Muitas das questões se mostraram teóricas, mas sobretudo relativas à leitura: como temos lido os textos culturais a partir não apenas de nossas experiências com eles ou o efeito deles sobre nós – Iser também estava lá – mas sobre o que eles nos fazem pensar. Ou seja, quando teorizamos, criticamos ou historicizamos sobre as obras, estamos lendo-as. E quando estabelecemos relações entre as obras e entre elas e o que podemos dizer delas estamos falando de nós, afinal, o que somos senão aquilo que expressamos e cuja verdade maior está na arte?

Todas essas discussões sobre nossas leituras têm envolvido também o campo da tradução, já que os pensadores e leitores que cá dialogam pertencem a diferentes sistemas linguísticos – e as palavras aqui significam muito.
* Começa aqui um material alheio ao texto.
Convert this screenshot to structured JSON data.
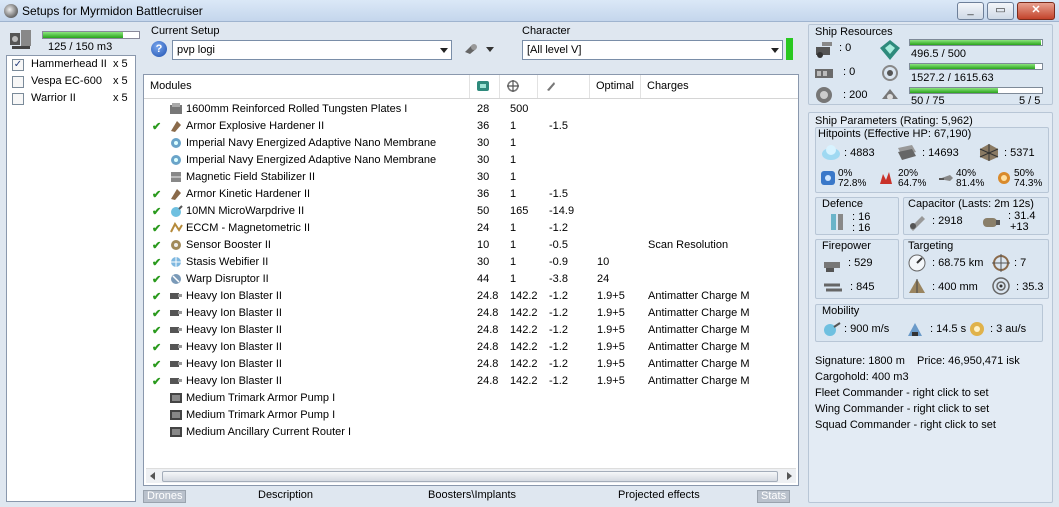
{
  "window": {
    "title": "Setups for Myrmidon Battlecruiser",
    "min": "_",
    "max": "▭",
    "close": "✕"
  },
  "drones": {
    "bay_text": "125 / 150 m3",
    "bay_fraction": 0.833,
    "items": [
      {
        "name": "Hammerhead II",
        "qty": "x 5",
        "checked": true
      },
      {
        "name": "Vespa EC-600",
        "qty": "x 5",
        "checked": false
      },
      {
        "name": "Warrior II",
        "qty": "x 5",
        "checked": false
      }
    ]
  },
  "setup": {
    "label": "Current Setup",
    "value": "pvp logi"
  },
  "character": {
    "label": "Character",
    "value": "[All level V]"
  },
  "modules": {
    "headers": {
      "modules": "Modules",
      "optimal": "Optimal",
      "charges": "Charges"
    },
    "rows": [
      {
        "active": false,
        "name": "1600mm Reinforced Rolled Tungsten Plates I",
        "cpu": "28",
        "pg": "500",
        "cap": "",
        "optimal": "",
        "charges": "",
        "icon": "armor-plate-icon"
      },
      {
        "active": true,
        "name": "Armor Explosive Hardener II",
        "cpu": "36",
        "pg": "1",
        "cap": "-1.5",
        "optimal": "",
        "charges": "",
        "icon": "hardener-icon"
      },
      {
        "active": false,
        "name": "Imperial Navy Energized Adaptive Nano Membrane",
        "cpu": "30",
        "pg": "1",
        "cap": "",
        "optimal": "",
        "charges": "",
        "icon": "membrane-icon"
      },
      {
        "active": false,
        "name": "Imperial Navy Energized Adaptive Nano Membrane",
        "cpu": "30",
        "pg": "1",
        "cap": "",
        "optimal": "",
        "charges": "",
        "icon": "membrane-icon"
      },
      {
        "active": false,
        "name": "Magnetic Field Stabilizer II",
        "cpu": "30",
        "pg": "1",
        "cap": "",
        "optimal": "",
        "charges": "",
        "icon": "stabilizer-icon"
      },
      {
        "active": true,
        "name": "Armor Kinetic Hardener II",
        "cpu": "36",
        "pg": "1",
        "cap": "-1.5",
        "optimal": "",
        "charges": "",
        "icon": "hardener-icon"
      },
      {
        "active": true,
        "name": "10MN MicroWarpdrive II",
        "cpu": "50",
        "pg": "165",
        "cap": "-14.9",
        "optimal": "",
        "charges": "",
        "icon": "mwd-icon"
      },
      {
        "active": true,
        "name": "ECCM - Magnetometric II",
        "cpu": "24",
        "pg": "1",
        "cap": "-1.2",
        "optimal": "",
        "charges": "",
        "icon": "eccm-icon"
      },
      {
        "active": true,
        "name": "Sensor Booster II",
        "cpu": "10",
        "pg": "1",
        "cap": "-0.5",
        "optimal": "",
        "charges": "Scan Resolution",
        "icon": "sensor-booster-icon"
      },
      {
        "active": true,
        "name": "Stasis Webifier II",
        "cpu": "30",
        "pg": "1",
        "cap": "-0.9",
        "optimal": "10",
        "charges": "",
        "icon": "webifier-icon"
      },
      {
        "active": true,
        "name": "Warp Disruptor II",
        "cpu": "44",
        "pg": "1",
        "cap": "-3.8",
        "optimal": "24",
        "charges": "",
        "icon": "disruptor-icon"
      },
      {
        "active": true,
        "name": "Heavy Ion Blaster II",
        "cpu": "24.8",
        "pg": "142.2",
        "cap": "-1.2",
        "optimal": "1.9+5",
        "charges": "Antimatter Charge M",
        "icon": "blaster-icon"
      },
      {
        "active": true,
        "name": "Heavy Ion Blaster II",
        "cpu": "24.8",
        "pg": "142.2",
        "cap": "-1.2",
        "optimal": "1.9+5",
        "charges": "Antimatter Charge M",
        "icon": "blaster-icon"
      },
      {
        "active": true,
        "name": "Heavy Ion Blaster II",
        "cpu": "24.8",
        "pg": "142.2",
        "cap": "-1.2",
        "optimal": "1.9+5",
        "charges": "Antimatter Charge M",
        "icon": "blaster-icon"
      },
      {
        "active": true,
        "name": "Heavy Ion Blaster II",
        "cpu": "24.8",
        "pg": "142.2",
        "cap": "-1.2",
        "optimal": "1.9+5",
        "charges": "Antimatter Charge M",
        "icon": "blaster-icon"
      },
      {
        "active": true,
        "name": "Heavy Ion Blaster II",
        "cpu": "24.8",
        "pg": "142.2",
        "cap": "-1.2",
        "optimal": "1.9+5",
        "charges": "Antimatter Charge M",
        "icon": "blaster-icon"
      },
      {
        "active": true,
        "name": "Heavy Ion Blaster II",
        "cpu": "24.8",
        "pg": "142.2",
        "cap": "-1.2",
        "optimal": "1.9+5",
        "charges": "Antimatter Charge M",
        "icon": "blaster-icon"
      },
      {
        "active": false,
        "name": "Medium Trimark Armor Pump I",
        "cpu": "",
        "pg": "",
        "cap": "",
        "optimal": "",
        "charges": "",
        "icon": "rig-icon"
      },
      {
        "active": false,
        "name": "Medium Trimark Armor Pump I",
        "cpu": "",
        "pg": "",
        "cap": "",
        "optimal": "",
        "charges": "",
        "icon": "rig-icon"
      },
      {
        "active": false,
        "name": "Medium Ancillary Current Router I",
        "cpu": "",
        "pg": "",
        "cap": "",
        "optimal": "",
        "charges": "",
        "icon": "rig-icon"
      }
    ]
  },
  "tabs": {
    "drones": "Drones",
    "description": "Description",
    "boosters": "Boosters\\Implants",
    "projected": "Projected effects",
    "stats": "Stats"
  },
  "resources": {
    "label": "Ship Resources",
    "hardpoints": {
      "turrets": ": 0",
      "launchers": ": 0",
      "calibration": ": 200"
    },
    "cpu": {
      "text": "496.5 / 500",
      "fraction": 0.993
    },
    "powergrid": {
      "text": "1527.2 / 1615.63",
      "fraction": 0.945
    },
    "drone_bandwidth": {
      "text": "50 / 75",
      "fraction": 0.667,
      "drones_text": "5 / 5"
    }
  },
  "params": {
    "label": "Ship Parameters (Rating: 5,962)",
    "hitpoints": {
      "label": "Hitpoints (Effective HP: 67,190)",
      "shield": ": 4883",
      "armor": ": 14693",
      "structure": ": 5371",
      "resists": [
        {
          "top": "0%",
          "bottom": "72.8%"
        },
        {
          "top": "20%",
          "bottom": "64.7%"
        },
        {
          "top": "40%",
          "bottom": "81.4%"
        },
        {
          "top": "50%",
          "bottom": "74.3%"
        }
      ]
    },
    "defence": {
      "label": "Defence",
      "line1": ": 16",
      "line2": ": 16"
    },
    "capacitor": {
      "label": "Capacitor (Lasts: 2m 12s)",
      "capacity": ": 2918",
      "recharge1": ": 31.4",
      "recharge2": "+13"
    },
    "firepower": {
      "label": "Firepower",
      "turret": ": 529",
      "drone": ": 845"
    },
    "targeting": {
      "label": "Targeting",
      "range": ": 68.75 km",
      "targets": ": 7",
      "sigres": ": 400 mm",
      "sensor": ": 35.3"
    },
    "mobility": {
      "label": "Mobility",
      "velocity": ": 900 m/s",
      "align": ": 14.5 s",
      "warp": ": 3 au/s"
    },
    "signature": "Signature: 1800 m",
    "price": "Price: 46,950,471 isk",
    "cargohold": "Cargohold: 400 m3",
    "fleet": "Fleet Commander - right click to set",
    "wing": "Wing Commander - right click to set",
    "squad": "Squad Commander - right click to set"
  }
}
Dizer não é apenas dizer, mas com que palavras e como. Enfim, a literatura comparada movimenta diferentes percepções, sentidos, sensações e efeitos.

E enfim chegamos à questão. Falei tudo isso para chegar àquilo que o tempo todo, durante o seminário, tem estado em meu pensamento: aprendizagem da leitura e multiletramento. Todas essas maravilhosas discussões só podem ter sentido a partir do valor pragmático que têm para a sociedade – para isso aprendemos, pesquisamos, divulgamos nossos estudos. E a aprendizagem da leitura e o letramento têm sentido na descoberta e na compreensão do mundo, como possibilidade de enxergar o universo da expressão, o artificial, manipulado e manipulável, construído e desconstruído espaço da linguagem que habitamos.

E esse universo da leitura diz respeito sobretudo a nós, sujeitos que interpretamos o mundo enquanto o construímos. Mas… é isso que vemos nas escolas, espaço da aprendizagem da leitura? A multimodalidade, a hiperleitura, a interdisciplinaridade, a experiência subjetiva da leitura, têm sido práticas de letramento – ou multiletramento? Se neste seminário ficou claro como nosso impulso, como leitores acadêmicos, é o movimento inter experiências culturais, também se afigura que esse não tem sido o modo de ler que ensinamos. Não sei dizer o que falta para que toda essa pesquisa e trabalho, que envolvem tempo e dinheiro que não é apenas nosso, finalmente tragam mudanças sociais mais pontuais – a transformação positiva desse mundo, finalidade de todas as ações –, mas sei que está mais do que na hora de, como aquele pesquisador corajoso, sermos capazes de dizer que não pensamos mais como ontem, que pensamos diferente, e então fazermos diferente.